Has anyone heard the Helios speakers?  by Jeff Bagby and Javad Shadzi?  if so can you talk about your impressions?  I am sure it is a great speaker, but i want to make sure that midrange, vocals would not be a weak point - because the speaker has a huge 9.5 inch woofer.  Second question - anybody heard a Beryllium tweeter before?  I want to make sure these are not too harsh?   Thank you for your comments...

 

rop45

@rop45 Glad to hear your Helios kit is living up to the hype!! It’s always refreshing and reassuring to know that I wasn’t crazy when I fired mine up and realized they were better than some $10K commercial speaker designs I have heard recently. Keep us posted on the final build. I used either a 19” or a 21” Pangea Audio stand for mine and it definitely smooths out the tweeter response and widens the soundstage. Vocals should be centered just above the tops of the speakers which a very spooky affect that gives the impression of a singer elevated on a stage with you in the first or second row! Truly magical!

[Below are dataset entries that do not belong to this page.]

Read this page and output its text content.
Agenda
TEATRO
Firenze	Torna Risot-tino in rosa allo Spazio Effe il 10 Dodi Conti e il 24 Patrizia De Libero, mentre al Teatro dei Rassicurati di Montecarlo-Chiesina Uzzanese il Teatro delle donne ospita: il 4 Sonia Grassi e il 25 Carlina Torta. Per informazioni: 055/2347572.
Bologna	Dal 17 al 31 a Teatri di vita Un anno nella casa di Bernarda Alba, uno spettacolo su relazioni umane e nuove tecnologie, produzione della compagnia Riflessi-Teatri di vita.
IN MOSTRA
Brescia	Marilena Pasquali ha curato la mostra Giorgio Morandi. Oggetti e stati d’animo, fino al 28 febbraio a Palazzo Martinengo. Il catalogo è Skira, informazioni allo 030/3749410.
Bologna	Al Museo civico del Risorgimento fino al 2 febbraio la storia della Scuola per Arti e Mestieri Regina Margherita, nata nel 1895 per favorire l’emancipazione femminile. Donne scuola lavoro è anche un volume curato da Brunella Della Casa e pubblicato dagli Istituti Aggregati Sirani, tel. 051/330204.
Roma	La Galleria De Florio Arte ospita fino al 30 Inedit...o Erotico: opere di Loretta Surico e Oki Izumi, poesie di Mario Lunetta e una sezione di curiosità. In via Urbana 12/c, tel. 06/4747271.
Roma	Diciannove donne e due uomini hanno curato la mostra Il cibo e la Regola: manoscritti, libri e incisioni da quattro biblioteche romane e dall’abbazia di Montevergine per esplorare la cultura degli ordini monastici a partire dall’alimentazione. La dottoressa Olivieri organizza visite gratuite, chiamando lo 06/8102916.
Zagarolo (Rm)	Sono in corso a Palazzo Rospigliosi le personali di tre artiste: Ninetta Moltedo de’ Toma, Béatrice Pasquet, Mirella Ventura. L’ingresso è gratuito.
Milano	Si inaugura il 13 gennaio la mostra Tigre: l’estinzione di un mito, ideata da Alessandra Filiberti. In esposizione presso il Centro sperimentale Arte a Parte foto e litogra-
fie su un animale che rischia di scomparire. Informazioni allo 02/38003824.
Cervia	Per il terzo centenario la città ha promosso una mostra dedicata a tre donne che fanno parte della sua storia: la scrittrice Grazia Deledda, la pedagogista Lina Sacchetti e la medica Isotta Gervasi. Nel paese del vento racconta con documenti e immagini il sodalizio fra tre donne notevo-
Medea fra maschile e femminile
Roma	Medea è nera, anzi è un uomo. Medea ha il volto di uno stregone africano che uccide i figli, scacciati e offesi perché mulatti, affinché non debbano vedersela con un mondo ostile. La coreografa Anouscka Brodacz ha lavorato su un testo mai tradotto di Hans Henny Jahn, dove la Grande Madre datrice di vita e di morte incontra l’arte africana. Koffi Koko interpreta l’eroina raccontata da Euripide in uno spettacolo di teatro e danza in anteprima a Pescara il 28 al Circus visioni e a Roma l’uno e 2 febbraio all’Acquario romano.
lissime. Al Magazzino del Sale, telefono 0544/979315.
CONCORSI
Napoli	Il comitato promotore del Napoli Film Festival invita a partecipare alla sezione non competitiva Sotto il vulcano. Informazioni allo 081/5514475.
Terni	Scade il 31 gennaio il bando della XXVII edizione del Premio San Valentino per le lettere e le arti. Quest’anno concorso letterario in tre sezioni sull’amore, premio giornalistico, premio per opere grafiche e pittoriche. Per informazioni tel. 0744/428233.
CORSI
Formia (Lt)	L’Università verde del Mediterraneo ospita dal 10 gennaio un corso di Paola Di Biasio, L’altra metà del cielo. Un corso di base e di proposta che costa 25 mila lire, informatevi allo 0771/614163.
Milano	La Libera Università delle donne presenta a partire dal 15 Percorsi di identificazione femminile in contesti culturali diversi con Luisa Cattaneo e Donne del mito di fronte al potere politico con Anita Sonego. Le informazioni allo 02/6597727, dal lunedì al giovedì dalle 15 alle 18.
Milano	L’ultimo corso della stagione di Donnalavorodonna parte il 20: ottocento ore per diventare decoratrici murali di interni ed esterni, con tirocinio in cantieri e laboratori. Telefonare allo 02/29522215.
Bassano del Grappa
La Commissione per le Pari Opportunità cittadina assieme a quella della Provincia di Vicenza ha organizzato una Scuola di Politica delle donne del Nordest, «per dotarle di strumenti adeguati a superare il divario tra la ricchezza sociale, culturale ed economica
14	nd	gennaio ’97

@mijostyn You are correct that the Helios crosses the woofer higher and the tweeter lower to overcome the usual challenge of a 2 way design using a larger woofer for bass extension at the expense of linearity. With that said, Jeff Bagby has managed to overcome that challenge with careful use of the PR to control woofer excursion while also adding a little to the low bass response which with my setup, the sub comes in at 40hz and is barely noticeable because the Helios digs quite deep before needing help! Jeff said he tested them to 113db and the distortion was so low that it boarded on immeasurable! That is why you use a $500 tweeter and $400 bass driver. 

@boostedis Wrong strategy. The ONLY way a small woofer has of making more bass is by increasing it's excursions. Price has nothing to do with it. Longer excursions create more distortion, much more distortion in the most sensitive part of the midrange. Read up on Doppler distortion. Systems set up like you suggest are only good at very low levels, turn them up and they become painful to listen to. If Jeff handed you that line of garbage I suggest you sell them, he has no idea what he is talking about which means he has no idea how to design a loudspeaker. 

If you want to clean things up and add some headroom you get a digital two way crossover and cross over to your subwoofers at 100 Hz. If you only have one buy another. There is no other way to make a small loudspeaker sing at high volumes. Right now you are croaking.

Mijostyn you are beginning to sound a bit rude and boring.  Would it make you feel special to tell me my lunch doesn't taste good, hahaha!!!

We are saying the speakers sound great, and you are saying they are croaking, yet you have not heard them.

The designer had extensive experience designing speakers and provided the designs at no charge.  He wrote that the distortion on these was so low it was difficult to measure at normal volumes.  In fact, the lowest he has ever measured.  He said this speaker design may have been the best he ever built.

The manufacturer, SB Acoustics, asked him to make this design for an audio show and it received a lot of positive feedback.  One of the reasons I purchased the kit - all the comments I read from people who heard the speaker, not one said it was "ok", "not too bad", but every comment used words like "amazing" and "best ".

Jeff Bagby was one of the most talented speaker designers to ever hit the DIY community.  All of his designs have been carefully thought out and perform very well--both by ear and by measurements.

To say that "he has no idea what he is talking about which means he has no idea how to design a loudspeaker" is shameful and uninformed.